Interresting, I'll give it a shot tomorrow.

I don't really know python but I might figure it out.

chestwood96 commented 3 years ago

It kind of works.

I managed to get it to home R but only in one direction and only once per restart. It makes some horrible noise when I try to home it a second time.

if home_xy:

            # swap to dummy kinematics and save old kinematics
            kinematics = [self.cartesian_kinematics_L, self.cartesian_kinematics_R]
            prev_sks = [stepper.set_stepper_kinematics(kinematic)
                        for stepper, kinematic in zip(self.steppers, kinematics)]            

            # home
            rails = [self.rails[0], self.rails[1]]

            hiArm = rails[0].get_homing_info()
            hiR = rails[1].get_homing_info()

            homing_state.home_rails(rails, [300, 3, None, None], [None, None, None, None]) # TODO less hardcode

            # swap back to original kinematics
            for stepper, prev_sk in zip(self.steppers, prev_sks):
                stepper.set_stepper_kinematics(prev_sk)

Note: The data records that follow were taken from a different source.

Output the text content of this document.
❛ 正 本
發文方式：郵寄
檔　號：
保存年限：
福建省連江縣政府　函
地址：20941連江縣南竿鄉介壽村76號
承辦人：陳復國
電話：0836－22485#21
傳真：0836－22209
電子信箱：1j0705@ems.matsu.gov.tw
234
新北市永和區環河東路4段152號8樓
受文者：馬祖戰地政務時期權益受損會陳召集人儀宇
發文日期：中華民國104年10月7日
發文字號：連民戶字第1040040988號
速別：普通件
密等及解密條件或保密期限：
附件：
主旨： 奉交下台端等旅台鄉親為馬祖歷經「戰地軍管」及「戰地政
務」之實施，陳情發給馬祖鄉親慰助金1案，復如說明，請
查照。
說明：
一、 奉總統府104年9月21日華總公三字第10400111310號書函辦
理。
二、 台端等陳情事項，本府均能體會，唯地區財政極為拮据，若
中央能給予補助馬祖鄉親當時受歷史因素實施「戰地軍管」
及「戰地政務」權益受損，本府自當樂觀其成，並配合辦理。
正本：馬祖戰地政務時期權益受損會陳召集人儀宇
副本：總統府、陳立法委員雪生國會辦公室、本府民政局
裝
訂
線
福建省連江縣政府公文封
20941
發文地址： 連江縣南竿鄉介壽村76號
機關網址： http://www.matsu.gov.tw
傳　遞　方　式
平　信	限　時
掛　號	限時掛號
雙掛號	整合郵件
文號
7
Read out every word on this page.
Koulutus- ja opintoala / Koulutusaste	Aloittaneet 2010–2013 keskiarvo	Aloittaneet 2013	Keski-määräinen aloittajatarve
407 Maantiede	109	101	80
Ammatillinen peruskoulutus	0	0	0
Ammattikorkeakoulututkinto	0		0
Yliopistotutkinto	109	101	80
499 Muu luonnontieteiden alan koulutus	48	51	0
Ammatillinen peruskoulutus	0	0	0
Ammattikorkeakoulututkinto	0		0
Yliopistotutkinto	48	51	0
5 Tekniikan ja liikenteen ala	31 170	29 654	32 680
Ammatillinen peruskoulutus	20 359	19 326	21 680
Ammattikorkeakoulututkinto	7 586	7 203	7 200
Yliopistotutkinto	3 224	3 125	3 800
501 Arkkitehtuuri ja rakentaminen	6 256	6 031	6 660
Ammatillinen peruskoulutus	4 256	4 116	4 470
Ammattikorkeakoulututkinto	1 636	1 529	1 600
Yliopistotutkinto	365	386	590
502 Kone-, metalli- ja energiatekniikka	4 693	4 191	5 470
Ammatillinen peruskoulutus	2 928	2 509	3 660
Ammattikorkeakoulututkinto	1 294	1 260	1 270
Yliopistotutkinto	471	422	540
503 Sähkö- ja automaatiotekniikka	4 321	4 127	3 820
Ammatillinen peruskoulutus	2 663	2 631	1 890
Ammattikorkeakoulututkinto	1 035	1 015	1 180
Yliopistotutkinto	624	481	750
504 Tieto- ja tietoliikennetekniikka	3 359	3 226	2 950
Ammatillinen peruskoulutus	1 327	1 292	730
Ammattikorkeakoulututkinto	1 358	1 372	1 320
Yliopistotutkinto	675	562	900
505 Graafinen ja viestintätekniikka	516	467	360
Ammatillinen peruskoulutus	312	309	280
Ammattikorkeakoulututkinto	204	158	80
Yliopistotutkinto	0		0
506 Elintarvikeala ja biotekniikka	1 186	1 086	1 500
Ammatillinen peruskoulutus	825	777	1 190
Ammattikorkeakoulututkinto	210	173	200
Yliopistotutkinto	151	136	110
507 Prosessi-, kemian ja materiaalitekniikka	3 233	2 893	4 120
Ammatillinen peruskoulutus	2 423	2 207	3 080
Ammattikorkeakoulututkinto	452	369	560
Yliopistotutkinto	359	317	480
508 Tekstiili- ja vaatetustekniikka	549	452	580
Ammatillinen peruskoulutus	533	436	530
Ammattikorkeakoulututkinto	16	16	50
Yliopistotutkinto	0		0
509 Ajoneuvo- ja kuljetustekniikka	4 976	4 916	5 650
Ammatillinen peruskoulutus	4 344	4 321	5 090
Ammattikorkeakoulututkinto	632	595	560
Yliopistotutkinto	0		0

            self.toolhead.set_position( [ hiArm.position_endstop * math.cos(hiR.position_endstop), hiArm.position_endstop * math.sin(hiR.position_endstop), 0, 0], (0, 1))

I did try dynamically setting the values in forcepos but that didn't seem to do much good.

chestwood96 commented 3 years ago

Took another shot at it and it works much better now. I can home in both directions and the settings from the config are actually used.

I do still have a bug where it sometimes just takes of in the wrong direction and smashes into the back of the end-stop for a couple seconds. No idea why this happens.

Also I found it diverged a bit too much from the polar kinematics so and I don't have the python skills to have both in one so I made a new "rotary_arm" kinematic. @KevinOConnor is that alright or should I try harder to keep both versions in one file?

eirinnm commented 3 years ago

@bondus I am also building a 5-bar parallel scara with Klipper. Do you have more kinematic code you would be willing to share? I realise this is off topic for this issue but I don't know another way to reach out.

bondus commented 3 years ago

@zouden offtopic indeed. I put some klipper code over at https://github.com/bondus/5barscara/tree/master/FiveBarElbowKlipper for a 5-bar driven by the "elbows", it's working but in development. The kinematic math is somewhat similar to the normal "shoulder" driven 5-bar. You can find me on klipper discord.